By BLOOMBERG
BUENOS AIRES • Bank of Japan (BoJ) governor Haruhiko Kuroda (picture) stuck to the bank’s playbook on Saturday, declining to comment on reports that policymakers are considering measures to soften the side effects of their aggressive monetary easing campaign.
Remarks on the issue wouldn’t be appropriate given the proximity of the bank’s monetary policy meeting, Kuroda said, adding that any policy decision will require sufficient discussion about prices and the state of the economy.
“I know absolutely nothing about the basis for those reports,” Kuroda said in Buenos Aires, where he is attending the meeting of finance ministers and central bank governors of the world’s leading 20 economies.
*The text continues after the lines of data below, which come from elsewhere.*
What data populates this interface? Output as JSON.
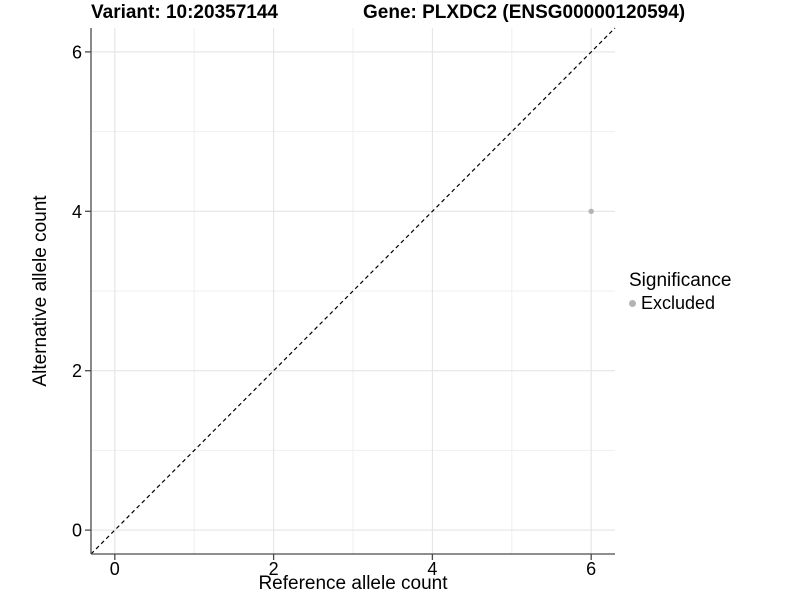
{
  "chart_data": {
    "type": "scatter",
    "title_variant": "Variant: 10:20357144",
    "title_gene": "Gene: PLXDC2 (ENSG00000120594)",
    "xlabel": "Reference allele count",
    "ylabel": "Alternative allele count",
    "xlim": [
      -0.3,
      6.3
    ],
    "ylim": [
      -0.3,
      6.3
    ],
    "x_major_ticks": [
      0,
      2,
      4,
      6
    ],
    "y_major_ticks": [
      0,
      2,
      4,
      6
    ],
    "x_minor_gridlines": [
      1,
      3,
      5
    ],
    "y_minor_gridlines": [
      1,
      3,
      5
    ],
    "grid": "major+minor",
    "legend_position": "right",
    "series": [
      {
        "name": "Excluded",
        "color": "#b4b4b4",
        "marker": "circle",
        "points": [
          {
            "x": 6,
            "y": 4
          }
        ]
      }
    ],
    "identity_line": {
      "from": [
        -0.3,
        -0.3
      ],
      "to": [
        6.3,
        6.3
      ],
      "style": "dashed",
      "color": "#000000"
    },
    "legend": {
      "title": "Significance",
      "entries": [
        {
          "label": "Excluded",
          "color": "#b4b4b4",
          "marker": "circle"
        }
      ]
    }
  },
  "colors": {
    "background": "#ffffff",
    "axis_line": "#4a4a4a",
    "grid_major": "#e4e4e4",
    "grid_minor": "#efefef",
    "tick_label": "#000000",
    "point": "#b4b4b4"
  }
}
According to the reports, the BoJ is considering policy tweaks to make its monetary easing campaign sustainable in the long run. Changes could include a more flexible approach to its bond buying to control the yield curve and its purchasing of exchangetraded funds.
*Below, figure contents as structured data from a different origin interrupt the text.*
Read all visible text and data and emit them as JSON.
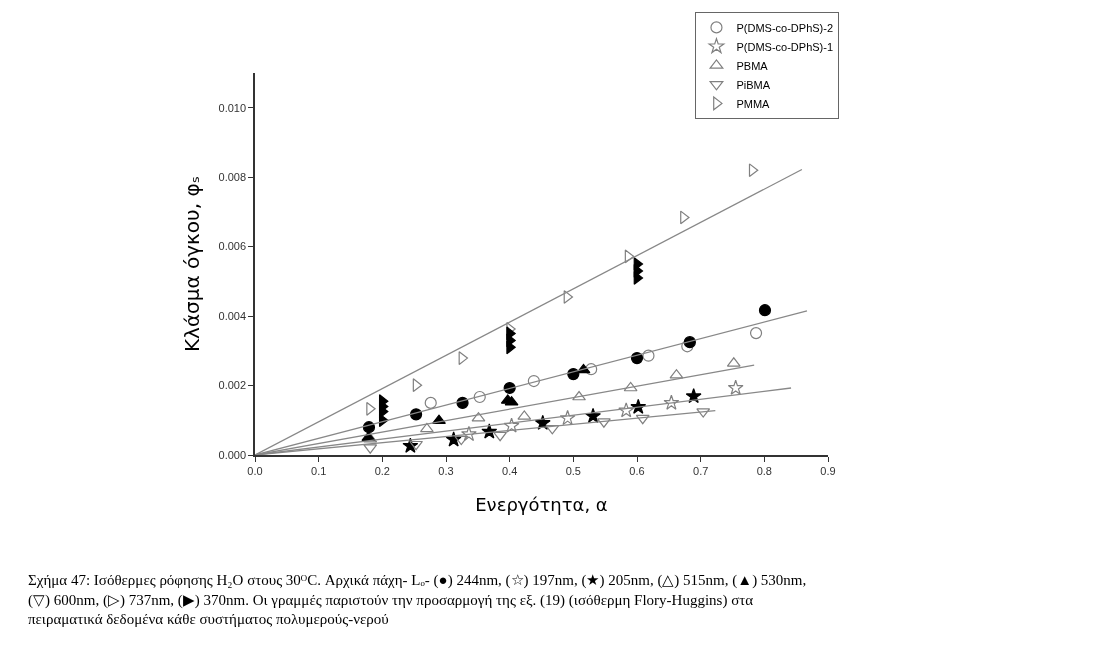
{
  "chart_data": {
    "type": "scatter",
    "xlabel": "Ενεργότητα, α",
    "ylabel": "Κλάσμα όγκου, φₛ",
    "xlim": [
      0,
      0.9
    ],
    "xticks": [
      "0.0",
      0.1,
      0.2,
      0.3,
      0.4,
      0.5,
      0.6,
      0.7,
      0.8,
      0.9
    ],
    "ylim": [
      0,
      0.011
    ],
    "yticks": [
      {
        "value": 0,
        "label": "0.000"
      },
      0.002,
      0.004,
      0.006,
      0.008,
      {
        "value": 0.01,
        "label": "0.010"
      }
    ],
    "legend": "top right",
    "series": [
      {
        "name": "P(DMS-co-DPhS)-2",
        "marker": "circle-open",
        "color": "#808080",
        "x": [
          0.276,
          0.353,
          0.438,
          0.528,
          0.618,
          0.679,
          0.787
        ],
        "values": [
          0.0015,
          0.00167,
          0.00213,
          0.00247,
          0.00286,
          0.00313,
          0.00351
        ]
      },
      {
        "marker": "circle",
        "color": "#000000",
        "x": [
          0.179,
          0.253,
          0.326,
          0.4,
          0.5,
          0.6,
          0.683,
          0.801
        ],
        "values": [
          0.0008,
          0.00117,
          0.0015,
          0.00193,
          0.00233,
          0.00279,
          0.00325,
          0.00417
        ]
      },
      {
        "name": "P(DMS-co-DPhS)-1",
        "marker": "star-open",
        "color": "#808080",
        "x": [
          0.336,
          0.403,
          0.491,
          0.583,
          0.654,
          0.755
        ],
        "values": [
          0.0006,
          0.00084,
          0.00106,
          0.00128,
          0.0015,
          0.00193
        ]
      },
      {
        "marker": "star",
        "color": "#000000",
        "x": [
          0.244,
          0.312,
          0.368,
          0.452,
          0.531,
          0.602,
          0.689
        ],
        "values": [
          0.00026,
          0.00044,
          0.00067,
          0.00092,
          0.00112,
          0.00138,
          0.00169
        ]
      },
      {
        "name": "PBMA",
        "marker": "triangle-up-open",
        "color": "#808080",
        "x": [
          0.181,
          0.27,
          0.351,
          0.423,
          0.509,
          0.59,
          0.662,
          0.752
        ],
        "values": [
          0.00046,
          0.00075,
          0.00106,
          0.00111,
          0.00167,
          0.00193,
          0.0023,
          0.00264
        ]
      },
      {
        "marker": "triangle-up",
        "color": "#000000",
        "x": [
          0.178,
          0.289,
          0.397,
          0.403,
          0.516
        ],
        "values": [
          0.0005,
          0.00099,
          0.00157,
          0.00152,
          0.00245
        ]
      },
      {
        "name": "PiBMA",
        "marker": "triangle-down-open",
        "color": "#808080",
        "x": [
          0.181,
          0.253,
          0.324,
          0.385,
          0.467,
          0.548,
          0.609,
          0.704
        ],
        "values": [
          0.00021,
          0.00031,
          0.00046,
          0.00057,
          0.00077,
          0.00096,
          0.00106,
          0.00125
        ]
      },
      {
        "name": "PMMA",
        "marker": "triangle-right-open",
        "color": "#808080",
        "x": [
          0.18,
          0.253,
          0.325,
          0.4,
          0.49,
          0.586,
          0.673,
          0.781
        ],
        "values": [
          0.00133,
          0.00201,
          0.00279,
          0.00363,
          0.00455,
          0.00572,
          0.00684,
          0.0082
        ]
      },
      {
        "marker": "triangle-right",
        "color": "#000000",
        "x": [
          0.2,
          0.2,
          0.2,
          0.2,
          0.4,
          0.4,
          0.4,
          0.6,
          0.6,
          0.6
        ],
        "values": [
          0.00155,
          0.0014,
          0.00125,
          0.001,
          0.0035,
          0.0033,
          0.0031,
          0.0055,
          0.0053,
          0.0051
        ]
      },
      {
        "type": "line",
        "color": "#888888",
        "x": [
          0,
          0.859
        ],
        "values": [
          0,
          0.00822
        ]
      },
      {
        "type": "line",
        "color": "#888888",
        "x": [
          0,
          0.867
        ],
        "values": [
          0,
          0.00415
        ]
      },
      {
        "type": "line",
        "color": "#888888",
        "x": [
          0,
          0.784
        ],
        "values": [
          0,
          0.00259
        ]
      },
      {
        "type": "line",
        "color": "#888888",
        "x": [
          0,
          0.842
        ],
        "values": [
          0,
          0.00193
        ]
      },
      {
        "type": "line",
        "color": "#888888",
        "x": [
          0,
          0.723
        ],
        "values": [
          0,
          0.00128
        ]
      }
    ],
    "annotations": [
      "Σχήμα 47: Ισόθερμες ρόφησης H₂O στους 30ᴼC. Αρχικά πάχη- Lₒ- (●) 244nm, (☆) 197nm, (★) 205nm, (△) 515nm, (▲) 530nm, (▽) 600nm, (▷) 737nm, (▶) 370nm. Οι γραμμές παριστούν την προσαρμογή της εξ. (19) (ισόθερμη Flory-Huggins) στα πειραματικά δεδομένα κάθε συστήματος πολυμερούς-νερού"
    ]
  }
}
Japan’s latest Consumer Price Index data, which showed a deceleration in core prices excluding energy and fresh food, underscored the bank’s challenge to generate inflation. The BoJ will release new forecasts at the end of the July 30-31 meeting.
Lower inflation estimates would again raise questions about the effectiveness of its easing campaign and the cumulative impact of those measures on commercial bank profits, as well as stock and bond markets.